Background: The ‘3PAs’ syndrome, associating pituitary adenoma (PA) and pheochromocytoma/paraganglioma (PPGL), is sometimes associated with mutations in PPGL-predisposing genes, such as SDHx or MAX. In ’3PAs’ syndrome, PAs can occur before PPGL, suggesting a new gateway into SDHx/MAX-related diseases. Objective: To determine the SDHx/MAX mutation prevalence in patients with isolated PAs and characterize PAs of patients with SDHx/MAX mutations. Design: Genes involved in PAs (AIP/MEN1/CDKN1B) or PPGLs (SDHx/MAX) were sequenced in patients with isolated PAs.

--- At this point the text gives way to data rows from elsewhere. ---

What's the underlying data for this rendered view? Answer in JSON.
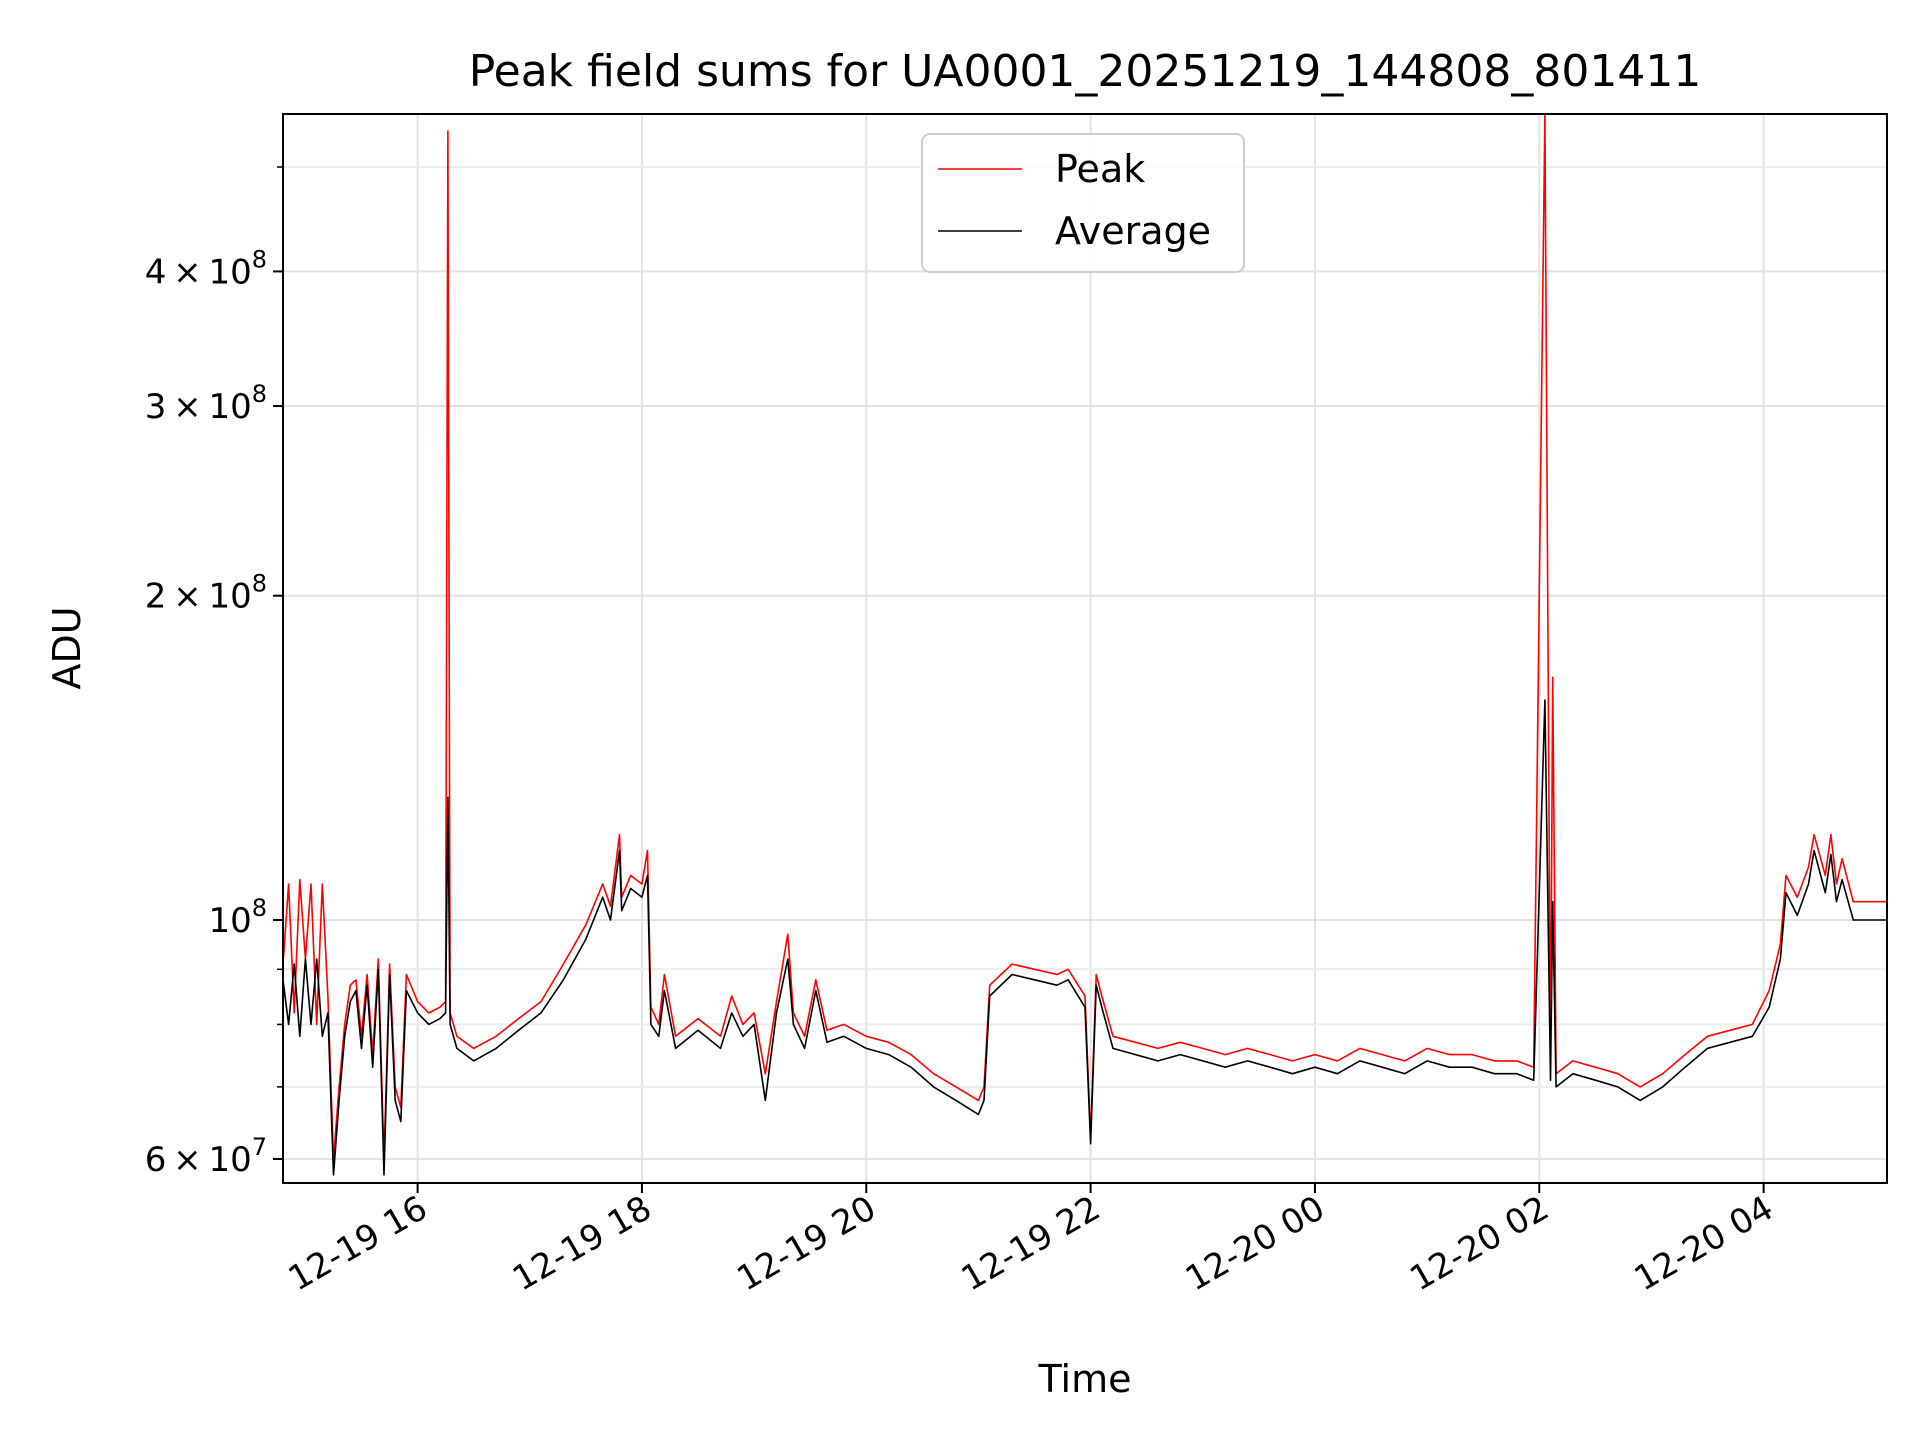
{
  "chart_data": {
    "type": "line",
    "title": "Peak field sums for UA0001_20251219_144808_801411",
    "xlabel": "Time",
    "ylabel": "ADU",
    "yscale": "log",
    "xlim_hours": [
      14.8,
      29.1
    ],
    "ylim": [
      57000000,
      560000000
    ],
    "grid": true,
    "legend_loc": "upper center",
    "x_ticks": [
      {
        "hour": 16,
        "label": "12-19 16"
      },
      {
        "hour": 18,
        "label": "12-19 18"
      },
      {
        "hour": 20,
        "label": "12-19 20"
      },
      {
        "hour": 22,
        "label": "12-19 22"
      },
      {
        "hour": 24,
        "label": "12-20 00"
      },
      {
        "hour": 26,
        "label": "12-20 02"
      },
      {
        "hour": 28,
        "label": "12-20 04"
      }
    ],
    "y_ticks": [
      {
        "value": 60000000,
        "mant": "6 × 10",
        "exp": "7"
      },
      {
        "value": 100000000,
        "mant": "10",
        "exp": "8"
      },
      {
        "value": 200000000,
        "mant": "2 × 10",
        "exp": "8"
      },
      {
        "value": 300000000,
        "mant": "3 × 10",
        "exp": "8"
      },
      {
        "value": 400000000,
        "mant": "4 × 10",
        "exp": "8"
      }
    ],
    "y_minor_grid": [
      70000000,
      80000000,
      90000000,
      500000000
    ],
    "series": [
      {
        "name": "Peak",
        "color": "#ff0000",
        "points": [
          [
            14.8,
            91000000
          ],
          [
            14.85,
            108000000
          ],
          [
            14.9,
            82000000
          ],
          [
            14.95,
            109000000
          ],
          [
            15.0,
            92000000
          ],
          [
            15.05,
            108000000
          ],
          [
            15.1,
            80000000
          ],
          [
            15.15,
            108000000
          ],
          [
            15.2,
            85000000
          ],
          [
            15.25,
            60000000
          ],
          [
            15.3,
            70000000
          ],
          [
            15.35,
            80000000
          ],
          [
            15.4,
            87000000
          ],
          [
            15.45,
            88000000
          ],
          [
            15.5,
            78000000
          ],
          [
            15.55,
            89000000
          ],
          [
            15.6,
            75000000
          ],
          [
            15.65,
            92000000
          ],
          [
            15.7,
            60000000
          ],
          [
            15.75,
            91000000
          ],
          [
            15.8,
            70000000
          ],
          [
            15.85,
            67000000
          ],
          [
            15.9,
            89000000
          ],
          [
            16.0,
            84000000
          ],
          [
            16.1,
            82000000
          ],
          [
            16.2,
            83000000
          ],
          [
            16.25,
            84000000
          ],
          [
            16.27,
            540000000
          ],
          [
            16.29,
            82000000
          ],
          [
            16.35,
            78000000
          ],
          [
            16.5,
            76000000
          ],
          [
            16.7,
            78000000
          ],
          [
            16.9,
            81000000
          ],
          [
            17.1,
            84000000
          ],
          [
            17.3,
            91000000
          ],
          [
            17.5,
            99000000
          ],
          [
            17.65,
            108000000
          ],
          [
            17.72,
            103000000
          ],
          [
            17.8,
            120000000
          ],
          [
            17.82,
            105000000
          ],
          [
            17.9,
            110000000
          ],
          [
            18.0,
            108000000
          ],
          [
            18.05,
            116000000
          ],
          [
            18.08,
            83000000
          ],
          [
            18.15,
            80000000
          ],
          [
            18.2,
            89000000
          ],
          [
            18.3,
            78000000
          ],
          [
            18.5,
            81000000
          ],
          [
            18.7,
            78000000
          ],
          [
            18.8,
            85000000
          ],
          [
            18.9,
            80000000
          ],
          [
            19.0,
            82000000
          ],
          [
            19.1,
            72000000
          ],
          [
            19.2,
            84000000
          ],
          [
            19.3,
            97000000
          ],
          [
            19.35,
            82000000
          ],
          [
            19.45,
            78000000
          ],
          [
            19.55,
            88000000
          ],
          [
            19.65,
            79000000
          ],
          [
            19.8,
            80000000
          ],
          [
            20.0,
            78000000
          ],
          [
            20.2,
            77000000
          ],
          [
            20.4,
            75000000
          ],
          [
            20.6,
            72000000
          ],
          [
            20.8,
            70000000
          ],
          [
            21.0,
            68000000
          ],
          [
            21.05,
            70000000
          ],
          [
            21.1,
            87000000
          ],
          [
            21.3,
            91000000
          ],
          [
            21.5,
            90000000
          ],
          [
            21.7,
            89000000
          ],
          [
            21.8,
            90000000
          ],
          [
            21.95,
            85000000
          ],
          [
            22.0,
            63000000
          ],
          [
            22.05,
            89000000
          ],
          [
            22.1,
            85000000
          ],
          [
            22.2,
            78000000
          ],
          [
            22.4,
            77000000
          ],
          [
            22.6,
            76000000
          ],
          [
            22.8,
            77000000
          ],
          [
            23.0,
            76000000
          ],
          [
            23.2,
            75000000
          ],
          [
            23.4,
            76000000
          ],
          [
            23.6,
            75000000
          ],
          [
            23.8,
            74000000
          ],
          [
            24.0,
            75000000
          ],
          [
            24.2,
            74000000
          ],
          [
            24.4,
            76000000
          ],
          [
            24.6,
            75000000
          ],
          [
            24.8,
            74000000
          ],
          [
            25.0,
            76000000
          ],
          [
            25.2,
            75000000
          ],
          [
            25.4,
            75000000
          ],
          [
            25.6,
            74000000
          ],
          [
            25.8,
            74000000
          ],
          [
            25.95,
            73000000
          ],
          [
            26.05,
            560000000
          ],
          [
            26.1,
            73000000
          ],
          [
            26.12,
            168000000
          ],
          [
            26.15,
            72000000
          ],
          [
            26.3,
            74000000
          ],
          [
            26.5,
            73000000
          ],
          [
            26.7,
            72000000
          ],
          [
            26.9,
            70000000
          ],
          [
            27.1,
            72000000
          ],
          [
            27.3,
            75000000
          ],
          [
            27.5,
            78000000
          ],
          [
            27.7,
            79000000
          ],
          [
            27.9,
            80000000
          ],
          [
            28.05,
            86000000
          ],
          [
            28.15,
            95000000
          ],
          [
            28.2,
            110000000
          ],
          [
            28.3,
            105000000
          ],
          [
            28.4,
            112000000
          ],
          [
            28.45,
            120000000
          ],
          [
            28.55,
            110000000
          ],
          [
            28.6,
            120000000
          ],
          [
            28.65,
            108000000
          ],
          [
            28.7,
            114000000
          ],
          [
            28.8,
            104000000
          ],
          [
            28.95,
            104000000
          ],
          [
            29.1,
            104000000
          ]
        ]
      },
      {
        "name": "Average",
        "color": "#000000",
        "points": [
          [
            14.8,
            88000000
          ],
          [
            14.85,
            80000000
          ],
          [
            14.9,
            91000000
          ],
          [
            14.95,
            78000000
          ],
          [
            15.0,
            92000000
          ],
          [
            15.05,
            80000000
          ],
          [
            15.1,
            92000000
          ],
          [
            15.15,
            78000000
          ],
          [
            15.2,
            82000000
          ],
          [
            15.25,
            58000000
          ],
          [
            15.3,
            68000000
          ],
          [
            15.35,
            78000000
          ],
          [
            15.4,
            84000000
          ],
          [
            15.45,
            86000000
          ],
          [
            15.5,
            76000000
          ],
          [
            15.55,
            87000000
          ],
          [
            15.6,
            73000000
          ],
          [
            15.65,
            90000000
          ],
          [
            15.7,
            58000000
          ],
          [
            15.75,
            89000000
          ],
          [
            15.8,
            68000000
          ],
          [
            15.85,
            65000000
          ],
          [
            15.9,
            86000000
          ],
          [
            16.0,
            82000000
          ],
          [
            16.1,
            80000000
          ],
          [
            16.2,
            81000000
          ],
          [
            16.25,
            82000000
          ],
          [
            16.27,
            130000000
          ],
          [
            16.29,
            80000000
          ],
          [
            16.35,
            76000000
          ],
          [
            16.5,
            74000000
          ],
          [
            16.7,
            76000000
          ],
          [
            16.9,
            79000000
          ],
          [
            17.1,
            82000000
          ],
          [
            17.3,
            88000000
          ],
          [
            17.5,
            96000000
          ],
          [
            17.65,
            105000000
          ],
          [
            17.72,
            100000000
          ],
          [
            17.8,
            116000000
          ],
          [
            17.82,
            102000000
          ],
          [
            17.9,
            107000000
          ],
          [
            18.0,
            105000000
          ],
          [
            18.05,
            110000000
          ],
          [
            18.08,
            80000000
          ],
          [
            18.15,
            78000000
          ],
          [
            18.2,
            86000000
          ],
          [
            18.3,
            76000000
          ],
          [
            18.5,
            79000000
          ],
          [
            18.7,
            76000000
          ],
          [
            18.8,
            82000000
          ],
          [
            18.9,
            78000000
          ],
          [
            19.0,
            80000000
          ],
          [
            19.1,
            68000000
          ],
          [
            19.2,
            82000000
          ],
          [
            19.3,
            92000000
          ],
          [
            19.35,
            80000000
          ],
          [
            19.45,
            76000000
          ],
          [
            19.55,
            86000000
          ],
          [
            19.65,
            77000000
          ],
          [
            19.8,
            78000000
          ],
          [
            20.0,
            76000000
          ],
          [
            20.2,
            75000000
          ],
          [
            20.4,
            73000000
          ],
          [
            20.6,
            70000000
          ],
          [
            20.8,
            68000000
          ],
          [
            21.0,
            66000000
          ],
          [
            21.05,
            68000000
          ],
          [
            21.1,
            85000000
          ],
          [
            21.3,
            89000000
          ],
          [
            21.5,
            88000000
          ],
          [
            21.7,
            87000000
          ],
          [
            21.8,
            88000000
          ],
          [
            21.95,
            83000000
          ],
          [
            22.0,
            62000000
          ],
          [
            22.05,
            87000000
          ],
          [
            22.1,
            83000000
          ],
          [
            22.2,
            76000000
          ],
          [
            22.4,
            75000000
          ],
          [
            22.6,
            74000000
          ],
          [
            22.8,
            75000000
          ],
          [
            23.0,
            74000000
          ],
          [
            23.2,
            73000000
          ],
          [
            23.4,
            74000000
          ],
          [
            23.6,
            73000000
          ],
          [
            23.8,
            72000000
          ],
          [
            24.0,
            73000000
          ],
          [
            24.2,
            72000000
          ],
          [
            24.4,
            74000000
          ],
          [
            24.6,
            73000000
          ],
          [
            24.8,
            72000000
          ],
          [
            25.0,
            74000000
          ],
          [
            25.2,
            73000000
          ],
          [
            25.4,
            73000000
          ],
          [
            25.6,
            72000000
          ],
          [
            25.8,
            72000000
          ],
          [
            25.95,
            71000000
          ],
          [
            26.05,
            160000000
          ],
          [
            26.1,
            71000000
          ],
          [
            26.12,
            104000000
          ],
          [
            26.15,
            70000000
          ],
          [
            26.3,
            72000000
          ],
          [
            26.5,
            71000000
          ],
          [
            26.7,
            70000000
          ],
          [
            26.9,
            68000000
          ],
          [
            27.1,
            70000000
          ],
          [
            27.3,
            73000000
          ],
          [
            27.5,
            76000000
          ],
          [
            27.7,
            77000000
          ],
          [
            27.9,
            78000000
          ],
          [
            28.05,
            83000000
          ],
          [
            28.15,
            92000000
          ],
          [
            28.2,
            106000000
          ],
          [
            28.3,
            101000000
          ],
          [
            28.4,
            108000000
          ],
          [
            28.45,
            116000000
          ],
          [
            28.55,
            106000000
          ],
          [
            28.6,
            115000000
          ],
          [
            28.65,
            104000000
          ],
          [
            28.7,
            109000000
          ],
          [
            28.8,
            100000000
          ],
          [
            28.95,
            100000000
          ],
          [
            29.1,
            100000000
          ]
        ]
      }
    ]
  }
}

We then conducted a review of cases of PA in the setting of ’3PAs’ syndrome. Results: A total of 263 patients were recruited. Seven (likely) pathogenic variants were found in AIP, two in MEN1, two in SDHA, and one in SDHC. The prevalence of SDHx mutations reached 1.1% (3/263). Of 31 reported patients with PAs harboring SDHx/MAX mutations (28 published cases and 3 cases reported here), 6/31 (19%) developed PA before PPGL and 8/31 (26%) had isolated PA. The age of onset was later than in patients with AIP/MEN1 mutations. PAs were mainly macroprolactinomas and showed intracytoplasmic vacuoles seen on histopathology. Conclusions: We discovered SDHx mutations in patients bearing PA who had no familial or personal history of PPGL. However, the question of incidental association remains unresolved and data to determine the benefit of SDHx/MAX screening in these patients are lacking. We recommend that patients with isolated PA should be carefully examined for a family history of PPGLs. A family history of PPGL, as well as the presence of intracytoplasmic vacuoles in PA, requires SDHx/MAX genetic testing of patients.